I have always hated New Year’s. I feel I start alot of my blogs this way, but I truly hate New Year’s. I think it’s because I have always felt very alone. Every year, when I was a kid, we would visit family; I wouldn’t be with any friends or anyone my own age, for that matter. I was alone with my own devices. Later in life, I had a boyfriend abandoned me on New Year’s. I was stuck by myself that night playing my 3DS on my grandmother’s couch.
It’s not that I have no where to go on New Year’s, and it really doesn’t matter. I think, deep down, I’m melancholy because something is ending. Time is subjective, and the idea of a year ‘ending’ is socially constructed. This time, however, I don’t necessarily feel melancholy. I feel apathetic if any thing. I really should be celebrating this past year. I really have accomplished alot in 2017. Despite living in a poor political and social climate, I have done well.
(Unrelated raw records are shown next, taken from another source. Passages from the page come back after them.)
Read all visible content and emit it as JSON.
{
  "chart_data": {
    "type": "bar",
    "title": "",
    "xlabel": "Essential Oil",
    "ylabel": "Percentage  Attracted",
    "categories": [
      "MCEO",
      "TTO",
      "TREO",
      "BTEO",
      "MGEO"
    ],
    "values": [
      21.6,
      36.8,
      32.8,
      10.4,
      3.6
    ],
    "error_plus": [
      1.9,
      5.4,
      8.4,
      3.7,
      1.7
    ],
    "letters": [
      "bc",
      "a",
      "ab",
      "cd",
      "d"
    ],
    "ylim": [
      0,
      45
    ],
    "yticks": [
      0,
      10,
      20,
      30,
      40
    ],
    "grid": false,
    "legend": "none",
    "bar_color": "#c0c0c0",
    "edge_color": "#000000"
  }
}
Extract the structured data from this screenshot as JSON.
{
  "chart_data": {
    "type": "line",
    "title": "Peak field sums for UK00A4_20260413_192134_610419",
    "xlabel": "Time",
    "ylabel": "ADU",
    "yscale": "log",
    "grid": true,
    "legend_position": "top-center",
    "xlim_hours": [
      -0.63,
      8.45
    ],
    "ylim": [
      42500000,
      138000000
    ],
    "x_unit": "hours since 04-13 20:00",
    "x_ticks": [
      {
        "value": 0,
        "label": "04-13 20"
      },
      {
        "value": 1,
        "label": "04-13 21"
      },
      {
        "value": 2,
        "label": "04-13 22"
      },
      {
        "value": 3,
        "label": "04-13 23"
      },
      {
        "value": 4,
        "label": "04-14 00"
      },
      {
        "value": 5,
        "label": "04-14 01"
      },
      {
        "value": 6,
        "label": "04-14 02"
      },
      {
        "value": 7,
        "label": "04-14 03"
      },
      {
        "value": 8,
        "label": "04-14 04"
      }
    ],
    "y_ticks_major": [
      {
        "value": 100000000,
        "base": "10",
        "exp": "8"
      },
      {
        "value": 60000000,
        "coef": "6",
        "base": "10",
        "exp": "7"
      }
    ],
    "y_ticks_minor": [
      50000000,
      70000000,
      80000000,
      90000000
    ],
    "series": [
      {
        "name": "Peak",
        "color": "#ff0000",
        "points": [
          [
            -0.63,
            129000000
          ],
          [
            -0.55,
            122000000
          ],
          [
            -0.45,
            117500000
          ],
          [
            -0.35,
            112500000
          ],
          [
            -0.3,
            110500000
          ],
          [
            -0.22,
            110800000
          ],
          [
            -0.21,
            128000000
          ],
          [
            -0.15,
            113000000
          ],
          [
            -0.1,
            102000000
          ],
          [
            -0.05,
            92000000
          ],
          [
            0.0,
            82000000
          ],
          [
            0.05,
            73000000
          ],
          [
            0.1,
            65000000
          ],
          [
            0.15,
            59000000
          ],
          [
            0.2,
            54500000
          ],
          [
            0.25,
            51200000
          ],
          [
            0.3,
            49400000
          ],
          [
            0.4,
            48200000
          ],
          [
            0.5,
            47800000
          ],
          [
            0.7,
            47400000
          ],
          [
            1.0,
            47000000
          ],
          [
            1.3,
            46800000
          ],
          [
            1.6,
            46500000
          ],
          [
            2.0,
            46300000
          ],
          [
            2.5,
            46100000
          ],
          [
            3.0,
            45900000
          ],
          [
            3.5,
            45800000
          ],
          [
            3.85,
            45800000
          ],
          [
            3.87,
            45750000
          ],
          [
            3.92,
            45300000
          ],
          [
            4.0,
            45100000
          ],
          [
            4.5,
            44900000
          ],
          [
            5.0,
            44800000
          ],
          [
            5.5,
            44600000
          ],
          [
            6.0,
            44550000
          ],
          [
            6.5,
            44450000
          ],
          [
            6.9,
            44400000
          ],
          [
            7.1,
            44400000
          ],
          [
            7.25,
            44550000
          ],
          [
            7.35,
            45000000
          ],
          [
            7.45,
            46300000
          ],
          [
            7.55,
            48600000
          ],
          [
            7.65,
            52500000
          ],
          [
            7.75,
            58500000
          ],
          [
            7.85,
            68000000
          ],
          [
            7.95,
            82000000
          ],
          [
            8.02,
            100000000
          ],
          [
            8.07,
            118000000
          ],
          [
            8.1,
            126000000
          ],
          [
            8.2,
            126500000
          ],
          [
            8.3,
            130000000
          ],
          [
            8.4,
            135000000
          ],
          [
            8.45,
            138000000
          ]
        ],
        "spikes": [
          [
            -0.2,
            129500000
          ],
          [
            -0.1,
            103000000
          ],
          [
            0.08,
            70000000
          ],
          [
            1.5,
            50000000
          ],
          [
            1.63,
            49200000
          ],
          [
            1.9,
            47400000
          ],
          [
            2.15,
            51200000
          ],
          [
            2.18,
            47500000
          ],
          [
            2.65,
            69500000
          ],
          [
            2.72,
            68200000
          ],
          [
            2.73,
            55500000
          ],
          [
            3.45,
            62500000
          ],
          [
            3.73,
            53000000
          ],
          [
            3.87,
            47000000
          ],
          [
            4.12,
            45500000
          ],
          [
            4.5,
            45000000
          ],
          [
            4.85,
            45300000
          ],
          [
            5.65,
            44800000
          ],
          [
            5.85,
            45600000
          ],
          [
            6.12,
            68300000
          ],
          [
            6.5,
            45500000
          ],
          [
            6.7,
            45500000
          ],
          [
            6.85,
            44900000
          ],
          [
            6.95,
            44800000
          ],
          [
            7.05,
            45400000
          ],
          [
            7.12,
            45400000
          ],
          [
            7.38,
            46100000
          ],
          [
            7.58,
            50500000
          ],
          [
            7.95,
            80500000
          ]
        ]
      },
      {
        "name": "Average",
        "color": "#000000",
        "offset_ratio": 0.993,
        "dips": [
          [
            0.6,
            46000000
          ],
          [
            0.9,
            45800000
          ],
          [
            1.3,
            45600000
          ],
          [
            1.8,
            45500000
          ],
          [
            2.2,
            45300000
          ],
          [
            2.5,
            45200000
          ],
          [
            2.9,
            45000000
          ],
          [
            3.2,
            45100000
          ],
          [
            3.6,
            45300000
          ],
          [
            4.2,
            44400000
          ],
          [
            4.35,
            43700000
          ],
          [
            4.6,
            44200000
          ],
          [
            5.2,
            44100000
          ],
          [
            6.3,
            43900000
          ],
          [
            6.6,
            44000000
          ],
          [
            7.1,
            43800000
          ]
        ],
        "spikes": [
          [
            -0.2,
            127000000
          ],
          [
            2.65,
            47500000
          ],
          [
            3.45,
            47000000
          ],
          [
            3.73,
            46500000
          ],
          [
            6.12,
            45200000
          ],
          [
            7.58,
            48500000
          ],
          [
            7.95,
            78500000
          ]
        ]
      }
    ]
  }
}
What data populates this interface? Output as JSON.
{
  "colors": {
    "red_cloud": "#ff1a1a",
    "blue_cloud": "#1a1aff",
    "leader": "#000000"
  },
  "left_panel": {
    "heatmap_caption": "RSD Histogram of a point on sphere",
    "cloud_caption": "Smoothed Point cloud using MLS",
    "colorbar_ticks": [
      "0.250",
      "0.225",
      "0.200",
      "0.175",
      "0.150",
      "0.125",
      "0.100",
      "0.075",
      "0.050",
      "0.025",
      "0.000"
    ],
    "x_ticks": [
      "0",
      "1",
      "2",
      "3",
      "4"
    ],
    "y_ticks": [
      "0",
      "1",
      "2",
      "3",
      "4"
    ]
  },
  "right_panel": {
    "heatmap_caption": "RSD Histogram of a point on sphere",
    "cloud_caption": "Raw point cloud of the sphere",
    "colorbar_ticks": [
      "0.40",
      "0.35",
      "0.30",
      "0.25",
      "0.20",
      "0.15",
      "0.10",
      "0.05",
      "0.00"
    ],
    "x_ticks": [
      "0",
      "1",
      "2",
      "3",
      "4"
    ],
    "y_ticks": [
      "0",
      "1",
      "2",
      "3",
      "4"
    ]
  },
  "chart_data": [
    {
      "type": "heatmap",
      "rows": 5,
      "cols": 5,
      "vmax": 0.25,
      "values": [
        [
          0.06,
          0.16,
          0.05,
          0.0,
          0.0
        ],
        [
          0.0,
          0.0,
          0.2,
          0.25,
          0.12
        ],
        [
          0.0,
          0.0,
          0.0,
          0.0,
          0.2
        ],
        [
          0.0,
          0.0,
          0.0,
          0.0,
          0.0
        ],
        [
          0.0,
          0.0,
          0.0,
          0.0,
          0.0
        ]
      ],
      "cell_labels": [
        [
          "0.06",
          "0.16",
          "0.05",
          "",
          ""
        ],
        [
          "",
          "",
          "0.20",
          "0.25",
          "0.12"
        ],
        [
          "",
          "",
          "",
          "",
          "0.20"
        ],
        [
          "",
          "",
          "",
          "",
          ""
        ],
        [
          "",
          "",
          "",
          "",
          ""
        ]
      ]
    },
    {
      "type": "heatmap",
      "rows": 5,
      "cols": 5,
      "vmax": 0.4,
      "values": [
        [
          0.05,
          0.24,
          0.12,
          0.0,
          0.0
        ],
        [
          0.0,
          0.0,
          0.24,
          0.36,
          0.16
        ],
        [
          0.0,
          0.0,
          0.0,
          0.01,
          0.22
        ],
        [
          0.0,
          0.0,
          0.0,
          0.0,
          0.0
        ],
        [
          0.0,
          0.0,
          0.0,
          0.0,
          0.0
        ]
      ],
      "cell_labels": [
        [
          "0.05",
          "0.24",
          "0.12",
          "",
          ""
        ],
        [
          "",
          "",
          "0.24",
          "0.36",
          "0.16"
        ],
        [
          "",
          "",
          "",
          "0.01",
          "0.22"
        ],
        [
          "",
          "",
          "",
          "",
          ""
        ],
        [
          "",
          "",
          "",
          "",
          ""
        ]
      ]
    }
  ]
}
That’s hard for me to say. I feel like I never do enough. I feel, deep down, I wasted my year. I have to constantly remind myself my accomplishments. Hell, I’m writing on a regular basis, and I bought a house!
I’m trying to look towards the future. I am going to try and shed a few pounds. I really want to learn Japanese (and hopefully go visit there in the fall), and I want to watch every ‘best picture’ winner this year. The one thing I want most: life to slow down. Just a tiny bit.